Apresiasi Hardiat terhadap langkah Ditjenpas juga didukung oleh kajian yang telah ia lakukan sebelumnya mengenai persoalan overkapasitas di lembaga pemasyarakatan. Melalui bukunya yang berjudul Bertaruh Napas di Sel Padat: Kisah Nyata Wabah Senyap di Lembaga Pemasyarakatan, Hardiat mengulas berbagai dampak kepadatan hunian lapas terhadap kesehatan, sanitasi dan kualitas hidup warga binaan.

“Buku tersebut menunjukkan bahwa overkapasitas bukan sekadar persoalan jumlah penghuni yang melebihi kapasitas bangunan, melainkan persoalan multidimensional yang dapat mempengaruhi efektivitas pembinaan, pelayanan kesehatan, hingga pemenuhan hak asasi manusia,”urainya.

READ  Dari India hingga Malaysia, Presiden Prabowo Pererat Hubungan Bilateral dengan Negara Sahabat

Karena itu, menurutnya, setiap langkah konkret yang mampu mengurangi kepadatan hunian lapas patut diapresiasi sebagai bagian dari upaya mewujudkan sistem pemasyarakatan yang lebih manusiawi dan berorientasi pada rehabilitasi.

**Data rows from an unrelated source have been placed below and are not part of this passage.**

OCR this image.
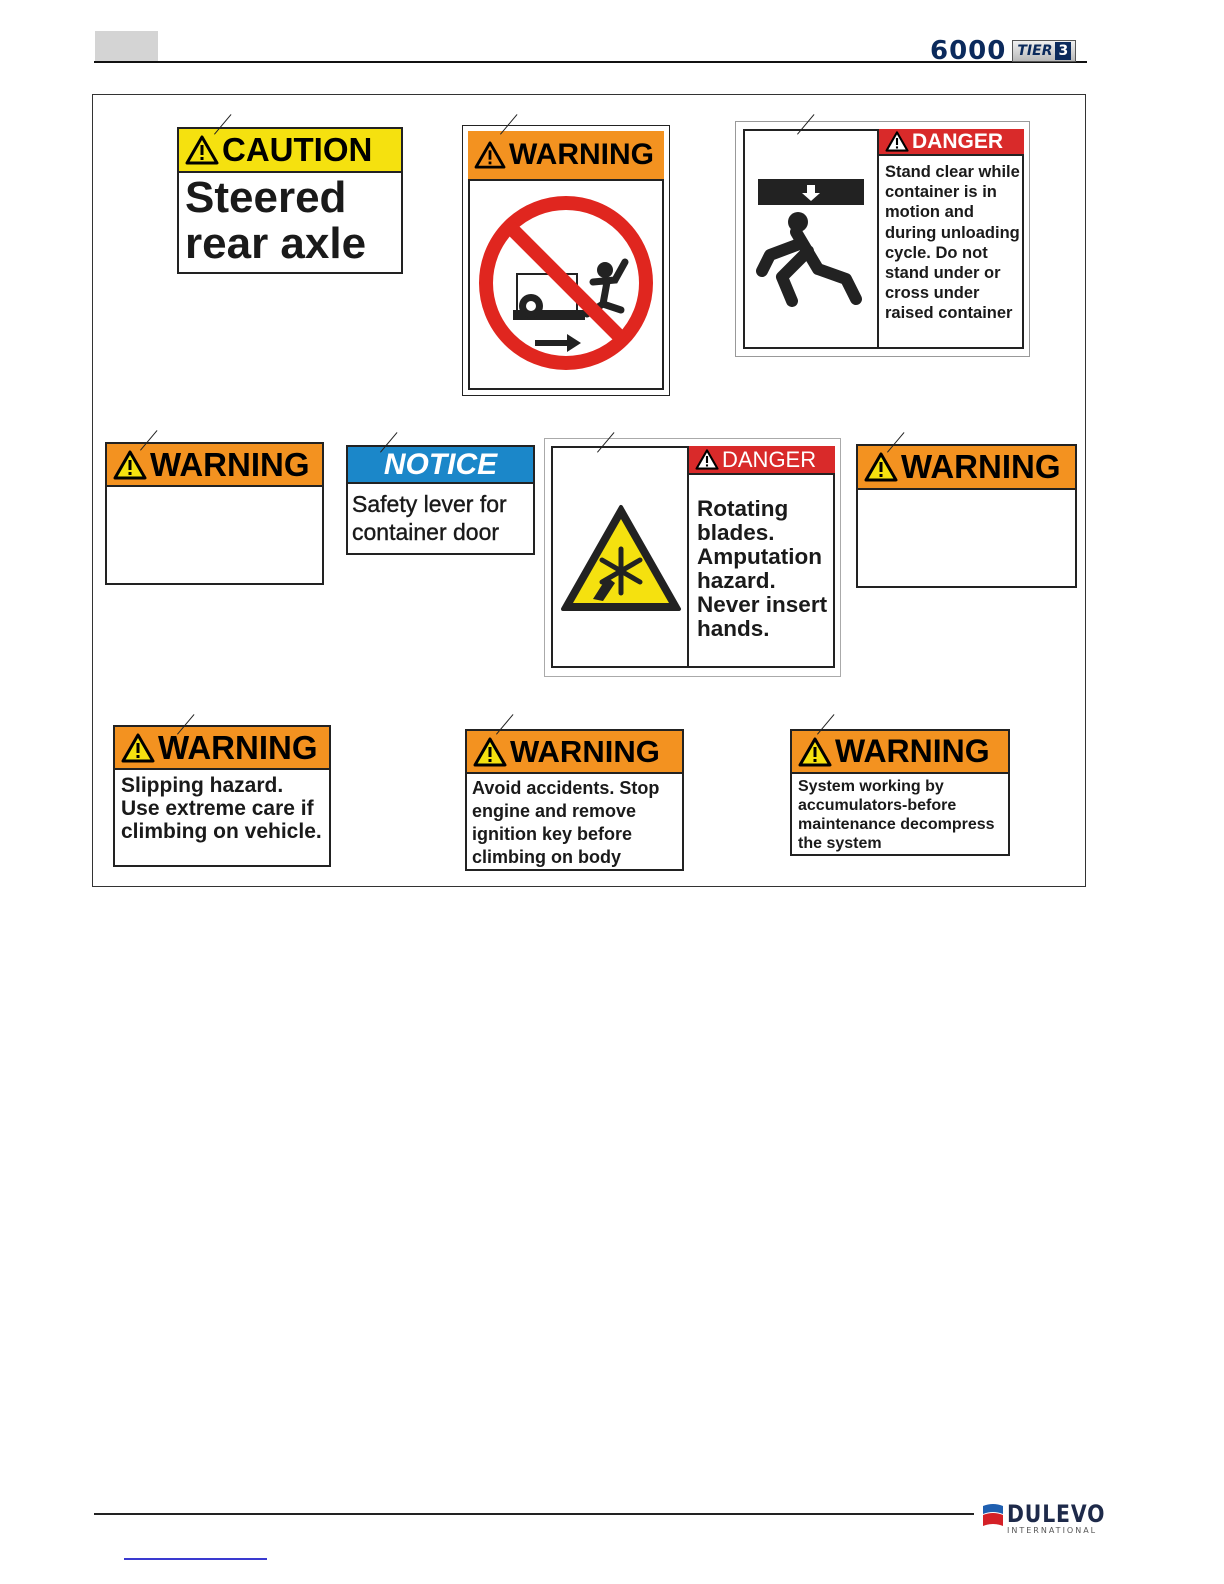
6000 TIER 3
CAUTION
Steered rear axle
WARNING	DANGER
Stand clear while container is in motion and during unloading cycle. Do not stand under or cross under raised container
WARNING NOTICE
Safety lever for container door
DANGER
Rotating blades. Amputation hazard. Never insert hands.
WARNING
WARNING
Slipping hazard. Use extreme care if climbing on vehicle.
WARNING
Avoid accidents. Stop engine and remove ignition key before climbing on body
WARNING
System working by accumulators-before maintenance decompress the system
DULEVO
INTERNATIONAL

“Keberhasilan sistem pemasyarakatan tidak hanya diukur dari kemampuan negara mengurung pelaku tindak pidana, tetapi juga dari kemampuannya melakukan rehabilitasi dan reintegrasi sosial. Ketika jumlah penghuni jauh melampaui kapasitas yang tersedia, program pembinaan, pelatihan keterampilan, pendidikan, hingga layanan kesehatan akan sulit berjalan secara optimal. Dalam konteks tersebut, pengurangan kepadatan hunian menjadi langkah penting untuk meningkatkan efektivitas pembinaan warga binaan,” katanya.

Dari perspektif kriminologi, kondisi overkapasitas juga dapat menciptakan berbagai dampak negatif yang tidak diinginkan. Lingkungan hunian yang terlalu padat berpotensi meningkatkan ketegangan sosial, memperkuat pengaruh kelompok-kelompok tertentu di dalam lapas, serta memperbesar peluang terjadinya pelanggaran keamanan dan ketertiban.

Sebaliknya, lapas yang lebih terkendali memungkinkan petugas melakukan pengawasan dan pembinaan secara lebih efektif sehingga tujuan pemasyarakatan dapat tercapai dengan lebih baik.

“Relokasi narapidana ke lapas baru sebaiknya dipandang sebagai bagian dari solusi jangka pendek dan menengah. Dalam jangka panjang, persoalan overkapasitas memerlukan pendekatan yang lebih komprehensif melalui penguatan program rehabilitasi, pengembangan alternatif pemidanaan untuk pelanggaran tertentu, serta upaya menekan angka residivisme,”katanya.

Dengan demikian, lanjut Hardiat Dani, langkah yang telah dilakukan Ditjenpas saat ini patut diapresiasi sebagai bentuk keseriusan negara dalam memperbaiki tata kelola pemasyarakatan dan mewujudkan sistem pembinaan yang lebih manusiawi dan efektif.